The pharmacological and functional characteristics of the serotonin 5-HT(3A) receptor are specifically modified by a 5-HT(3B) receptor subunit.

While homomers containing 5-HT(3A) subunits form functional ligand-gated serotonin (5-HT) receptors in heterologous expression systems (Jackson, M. B., and Yakel, J. L. (1995) Annu. Rev. Physiol. 57, 447-468; Lambert, J. J., Peters, J. A., and Hope, A. G. (1995) in Ligand-Voltage-Gated Ion Channels (North, R., ed) pp. 177-211, CRC Press, Inc., Boca Raton, FL), it has been proposed that native receptors may exist as heteromers (Fletcher, S., and Barnes, N. M. (1998) Trends Pharmacol. Sci. 19, 212-215). We report the cloning of a subunit 5-HT(3B) with approximately 44% amino acid identity to 5-HT(3A) that specifically modified 5-HT(3A) receptor kinetics, voltage dependence, and pharmacology.
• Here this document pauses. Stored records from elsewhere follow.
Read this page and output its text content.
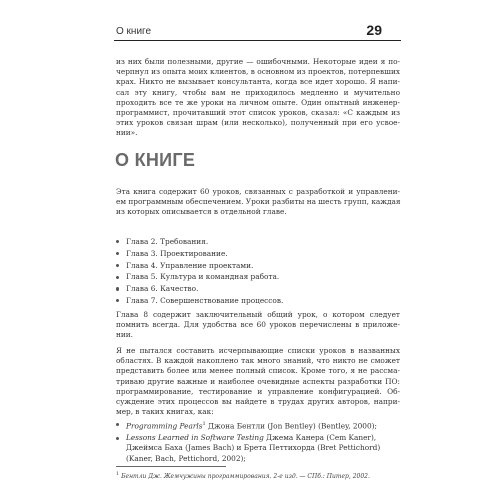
О книге	29
из них были полезными, другие — ошибочными. Некоторые идеи я по-
черпнул из опыта моих клиентов, в основном из проектов, потерпевших
крах. Никто не вызывает консультанта, когда все идет хорошо. Я напи-
сал эту книгу, чтобы вам не приходилось медленно и мучительно
проходить все те же уроки на личном опыте. Один опытный инженер-
программист, прочитавший этот список уроков, сказал: «С каждым из
этих уроков связан шрам (или несколько), полученный при его усвое-
нии».
О КНИГЕ
Эта книга содержит 60 уроков, связанных с разработкой и управлени-
ем программным обеспечением. Уроки разбиты на шесть групп, каждая
из которых описывается в отдельной главе.
Глава 2. Требования.
Глава 3. Проектирование.
Глава 4. Управление проектами.
Глава 5. Культура и командная работа.
Глава 6. Качество.
Глава 7. Совершенствование процессов.
Глава 8 содержит заключительный общий урок, о котором следует
помнить всегда. Для удобства все 60 уроков перечислены в приложе-
нии.
Я не пытался составить исчерпывающие списки уроков в названных
областях. В каждой накоплено так много знаний, что никто не сможет
представить более или менее полный список. Кроме того, я не рассма-
триваю другие важные и наиболее очевидные аспекты разработки ПО:
программирование, тестирование и управление конфигурацией. Об-
суждение этих процессов вы найдете в трудах других авторов, напри-
мер, в таких книгах, как:
Programming Pearls$^1$ Джона Бентли (Jon Bentley) (Bentley, 2000);
Lessons Learned in Software Testing Джема Канера (Cem Kaner),
Джеймса Баха (James Bach) и Брета Петтихорда (Bret Pettichord)
(Kaner, Bach, Pettichord, 2002);
$^1$ Бентли Дж. Жемчужины программирования. 2-е изд. — СПб.: Питер, 2002.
Co-expression of 5-HT(3B) with 5-HT(3A) modified the duration of 5-HT(3) receptor agonist-induced responses, linearized the current-voltage relationship, increased agonist and antagonist affinity, and reduced cooperativity between subunits. Reverse transcriptase-polymerase chain reaction in situ hybridization revealed co-localization of both 5-HT(3B) and 5-HT(3A) in a population of neurons in the amygdala, telencephalon, and entorhinal cortex. Furthermore, 5-HT(3A) and 5-HT(3B) mRNAs were expressed in spleen and intestine. Our data suggest that 5-HT(3B) might contribute to tissue-specific functional changes in 5-HT(3)-mediated signaling and/or modulation.